Potremmo vederla così. E pensare di sganciare una bomba nucleare su Raqqa o Aleppo, potrebbero farlo i russi o gli americani, ci si può mettere d’accordo su questo. Tanto per farci capire. Con una stampante 3 D ricostruiremo poi Palmira, i Buddha di Bamiyan e quel che hanno distrutto loro e il resto e quel che distruggeremo noi, sarà una nuova Disneyland, lì dov’erano Assiri e Babilonesi, lì dov’erano i Grandi fiumi dell’uomo, lì dove è nato il linguaggio e quindi i libri delle religioni, ma non è ormai così tutto il mondo? Qualcuno potrebbe vestirsi da Mosè, qualcuno da Maometto, qualcuno da Dio, verranno dei selfie strepitosi. E potremmo intanto internare tutti i musulmani d’occidente – come fecero gli americani con i giapponesi dopo Pearl Harbour, sarebbe un’impresa titanica, ma non è certo la capacità logistica che ci manca. Sono già a milioni di milioni gli uomini che vivono in tende, cacando su terre provvisorie che non potranno mai essere fertili.

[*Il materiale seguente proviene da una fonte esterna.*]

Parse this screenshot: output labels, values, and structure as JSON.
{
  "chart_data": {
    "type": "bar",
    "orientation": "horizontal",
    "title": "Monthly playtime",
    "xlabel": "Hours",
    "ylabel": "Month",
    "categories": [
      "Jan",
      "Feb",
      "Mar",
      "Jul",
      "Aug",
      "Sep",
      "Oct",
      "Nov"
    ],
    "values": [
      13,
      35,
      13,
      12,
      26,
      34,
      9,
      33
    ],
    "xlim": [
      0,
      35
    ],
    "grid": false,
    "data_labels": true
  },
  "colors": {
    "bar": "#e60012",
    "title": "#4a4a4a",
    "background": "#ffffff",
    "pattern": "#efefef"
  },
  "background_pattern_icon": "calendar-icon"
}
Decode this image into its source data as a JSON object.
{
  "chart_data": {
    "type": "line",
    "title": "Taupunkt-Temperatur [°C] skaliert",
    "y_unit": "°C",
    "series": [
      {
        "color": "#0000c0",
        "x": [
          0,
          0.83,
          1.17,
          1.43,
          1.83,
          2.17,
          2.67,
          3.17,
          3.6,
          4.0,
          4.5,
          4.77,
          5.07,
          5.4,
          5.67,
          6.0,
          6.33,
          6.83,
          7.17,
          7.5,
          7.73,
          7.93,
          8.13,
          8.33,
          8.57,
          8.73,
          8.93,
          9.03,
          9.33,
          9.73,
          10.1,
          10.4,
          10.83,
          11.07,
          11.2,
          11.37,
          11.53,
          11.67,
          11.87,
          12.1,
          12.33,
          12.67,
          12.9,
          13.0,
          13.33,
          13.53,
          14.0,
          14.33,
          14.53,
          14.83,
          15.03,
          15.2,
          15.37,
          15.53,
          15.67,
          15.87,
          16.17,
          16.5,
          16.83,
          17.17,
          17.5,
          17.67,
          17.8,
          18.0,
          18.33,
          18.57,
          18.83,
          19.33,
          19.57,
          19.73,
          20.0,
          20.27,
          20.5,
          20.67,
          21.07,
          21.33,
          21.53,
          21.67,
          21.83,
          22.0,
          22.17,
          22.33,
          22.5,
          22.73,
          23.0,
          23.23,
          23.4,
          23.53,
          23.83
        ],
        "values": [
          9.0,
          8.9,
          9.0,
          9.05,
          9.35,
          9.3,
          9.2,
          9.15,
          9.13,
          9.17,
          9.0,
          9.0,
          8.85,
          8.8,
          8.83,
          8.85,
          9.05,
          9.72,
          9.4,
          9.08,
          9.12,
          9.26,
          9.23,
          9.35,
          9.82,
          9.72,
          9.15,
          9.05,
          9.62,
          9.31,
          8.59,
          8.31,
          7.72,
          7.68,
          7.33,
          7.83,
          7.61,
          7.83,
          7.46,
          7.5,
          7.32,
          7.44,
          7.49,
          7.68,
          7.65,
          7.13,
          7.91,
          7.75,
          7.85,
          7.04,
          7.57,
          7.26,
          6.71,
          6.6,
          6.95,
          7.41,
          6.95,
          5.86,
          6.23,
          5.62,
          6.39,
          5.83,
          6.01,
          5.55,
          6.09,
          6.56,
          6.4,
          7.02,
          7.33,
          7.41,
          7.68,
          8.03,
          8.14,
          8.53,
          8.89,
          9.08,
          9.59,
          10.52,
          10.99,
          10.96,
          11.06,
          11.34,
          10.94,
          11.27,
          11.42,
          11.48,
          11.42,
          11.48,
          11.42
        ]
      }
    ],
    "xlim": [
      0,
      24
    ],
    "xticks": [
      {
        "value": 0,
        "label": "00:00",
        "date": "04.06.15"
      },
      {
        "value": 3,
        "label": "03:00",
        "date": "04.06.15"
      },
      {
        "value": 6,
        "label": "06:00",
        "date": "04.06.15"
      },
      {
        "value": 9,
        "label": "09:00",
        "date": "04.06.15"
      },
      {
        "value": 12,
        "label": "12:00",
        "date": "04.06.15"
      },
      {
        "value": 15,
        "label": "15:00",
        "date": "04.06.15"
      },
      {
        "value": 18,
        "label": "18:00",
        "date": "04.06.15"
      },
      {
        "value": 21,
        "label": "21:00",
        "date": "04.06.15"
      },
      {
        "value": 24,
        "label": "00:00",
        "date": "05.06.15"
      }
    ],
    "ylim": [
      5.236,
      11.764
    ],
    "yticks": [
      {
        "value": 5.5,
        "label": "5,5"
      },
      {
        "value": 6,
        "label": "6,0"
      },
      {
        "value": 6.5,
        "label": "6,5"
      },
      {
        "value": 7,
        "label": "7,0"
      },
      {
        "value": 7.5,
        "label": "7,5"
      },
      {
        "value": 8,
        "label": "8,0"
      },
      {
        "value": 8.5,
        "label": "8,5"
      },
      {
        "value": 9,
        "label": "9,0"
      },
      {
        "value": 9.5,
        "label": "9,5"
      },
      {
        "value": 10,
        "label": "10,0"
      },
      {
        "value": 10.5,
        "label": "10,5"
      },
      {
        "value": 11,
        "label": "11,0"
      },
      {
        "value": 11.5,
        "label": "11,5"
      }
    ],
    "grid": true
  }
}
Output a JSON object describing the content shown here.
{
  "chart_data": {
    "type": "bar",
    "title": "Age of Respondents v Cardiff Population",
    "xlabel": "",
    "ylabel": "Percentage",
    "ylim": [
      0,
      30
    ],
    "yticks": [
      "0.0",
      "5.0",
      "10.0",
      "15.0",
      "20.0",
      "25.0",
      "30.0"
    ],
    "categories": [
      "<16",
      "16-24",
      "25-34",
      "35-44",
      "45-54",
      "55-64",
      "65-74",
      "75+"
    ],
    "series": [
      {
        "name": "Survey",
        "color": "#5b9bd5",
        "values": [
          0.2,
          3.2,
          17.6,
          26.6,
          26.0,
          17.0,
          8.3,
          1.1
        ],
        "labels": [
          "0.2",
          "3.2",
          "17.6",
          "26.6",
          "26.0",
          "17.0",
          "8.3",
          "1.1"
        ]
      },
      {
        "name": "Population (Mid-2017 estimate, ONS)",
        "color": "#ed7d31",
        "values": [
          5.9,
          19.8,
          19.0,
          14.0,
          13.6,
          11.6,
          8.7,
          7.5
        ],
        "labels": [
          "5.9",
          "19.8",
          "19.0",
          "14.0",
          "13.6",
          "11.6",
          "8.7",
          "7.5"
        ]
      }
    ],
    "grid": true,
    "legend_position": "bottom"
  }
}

Potremmo vederla così e peccare di scarsa immaginazione. Giocare a un gioco da tavolo, ora che viene natale. Tutte queste sofferenze, e non cambia niente, Carrie Mathison, Homeland. Quale straordinario tempo ci sta toccando, invece, senza merito. La nostra Storia sembrava finita, il mondo ci s’era asservito. Niente ne restava fuori. Persino una crisi grave del nostro cuore, della nostra anima, quella economica del 2007, si andava riassorbendo. Abbiamo ormai i pacemaker per i sussulti ventricolari della finanza. E invece, d’improvviso, la Storia si squarcia e diventa orribile. Come è sempre, la Storia, quando si risveglia. Nell’orrore. Umana. Accelera d’improvviso, scarta, piroetta, si capovolge. La sua fiacchezza, il suo declino, solo una falsa opinione. Abbiamo un Nemico, finalmente. Figli di secondo letto che abbiamo allevato distratti. Ci odiano perché sono come noi. Li odiamo perché ci ricordano noi. Quelli che arrivano qui vogliono vivere come noi, ma quelli che ci combattono vogliono essere noi. Loro al posto nostro. Il potere del mondo. Abbiamo un nemico, siamo noi stessi. La nostra stessa potenza. Le nostre forme di società, le nostre forme di potere. Li conosciamo bene, altroché. Vedremo perciò l’orrore fino in fondo, vedremo di nuovo la Storia. Affrontiamola a schiena dritta, con decoro. Appuntate sul nostro petto le vostre patacche della diserzione, del disonore: non ci arruoliamo in questa rappresentazione del mondo, non voteremo i crediti di guerra. Qui non c’è dove scegliere e trincerarsi, la battaglia sarà come a Kobane, via per via, casa per casa, cortile per cortile. Non siamo codardi: ci batteremo. Siamo pieni di compassione, per noi, per il nemico, per gli innocenti, per questo saremo crudeli. Siamo terrorizzati, da noi, dal nemico, dagli innocenti, per questo lotteremo. Che grande pericolo che corriamo, quello di perdere. Che grande rischio che corriamo, quello di vincere. E quando mai la Storia s’è fatta senza rischio e pericolo?

Horror… Horror has a face… and you must make a friend of horror. Horror and moral terror are your friends. If they are not, then they are enemies to be feared. They are truly enemies! L’orrore… l’orrore ha un volto… e devi fartelo amico, l’orrore. Terrore morale e orrore sono i tuoi amici. Se non lo sono, essi sono nemici da temere, nemici veri. Il colonnello Walter E. Kurtz. Apocalypse Now.